13 messages in com.mysql.lists.win32Re: Strange date behavior
FromSent OnAttachments
Gertrud Lohwasser06 Jul 2000 03:37 
Gertrud Lohwasser06 Jul 2000 04:26 
Gertrud Lohwasser07 Jul 2000 00:19 
Sinisa Milivojevic07 Jul 2000 03:31 
Gertrud Lohwasser07 Jul 2000 04:00 
sin...@mysql.com07 Jul 2000 07:48 
Jonah H. Harris09 Jul 2000 13:23 
Jonah H. Harris09 Jul 2000 13:38 
Nick Arnett09 Jul 2000 15:06 
Sinisa Milivojevic10 Jul 2000 03:27 
Sinisa Milivojevic10 Jul 2000 03:29 
Jonah H. Harris10 Jul 2000 11:13 
Tonci Grgin11 Jul 2000 02:45 
Subject:Re: Strange date behavior
From:Sinisa Milivojevic (sin@mysql.com)
Date:07/10/2000 03:29:06 AM
List:com.mysql.lists.win32

On Mon, 10 Jul 2000, Nick Arnett wrote:

Anybody seen anything like this...

I have a table with a date field, where there seem to be some dates that I can't find with the "=" operator, but they show up when I use a ">" operator. I can't see anything about them that would lead them not to be found by "=".

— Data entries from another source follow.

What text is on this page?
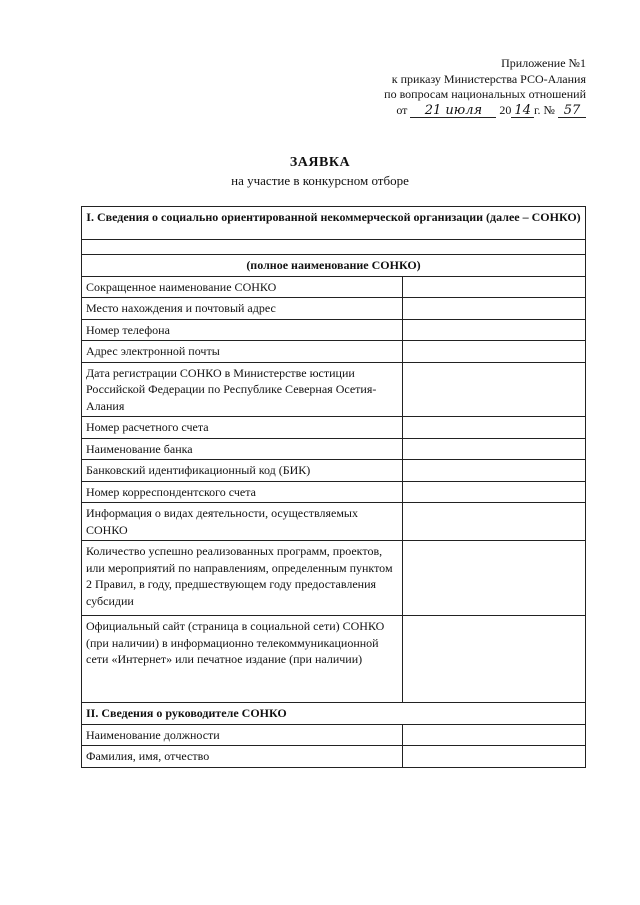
Приложение №1
к приказу Министерства РСО-Алания
по вопросам национальных отношений
от 21 июля 20 14 г. № 57
ЗАЯВКА
на участие в конкурсном отборе
I. Сведения о социально ориентированной некоммерческой организации (далее – СОНКО)	

(полное наименование СОНКО)	
Сокращенное наименование СОНКО	
Место нахождения и почтовый адрес	
Номер телефона	
Адрес электронной почты	
Дата регистрации СОНКО в Министерстве юстиции Российской Федерации по Республике Северная Осетия-Алания	
Номер расчетного счета	
Наименование банка	
Банковский идентификационный код (БИК)	
Номер корреспондентского счета	
Информация о видах деятельности, осуществляемых СОНКО	
Количество успешно реализованных программ, проектов, или мероприятий по направлениям, определенным пунктом 2 Правил, в году, предшествующем году предоставления субсидии	
Официальный сайт (страница в социальной сети) СОНКО (при наличии) в информационно телекоммуникационной сети «Интернет» или печатное издание (при наличии)	
II. Сведения о руководителе СОНКО	
Наименование должности	
Фамилия, имя, отчество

The table has about 4.5 million rows, with dates from 1996 to the present, but the ones that aren't found by "=" are all from mid-May through the end of June of this year, which leads me to believe that this was caused by changes to the Perl script that fills in the field, but I sure can't see what caused it. I've tried re-running the script to generate all new dates, but I get the same darn thing. I've rebuilt the indexes and upgraded from 3.22 to 3.23. Nothing. I guess my next step will be to wipe out the dates entirely and re-create them.

Any suggestions will be most welcome.

HI!

Check whether column type is date or datetime ...

If it is date, check that a date string used for '=' comparisons is well constructed.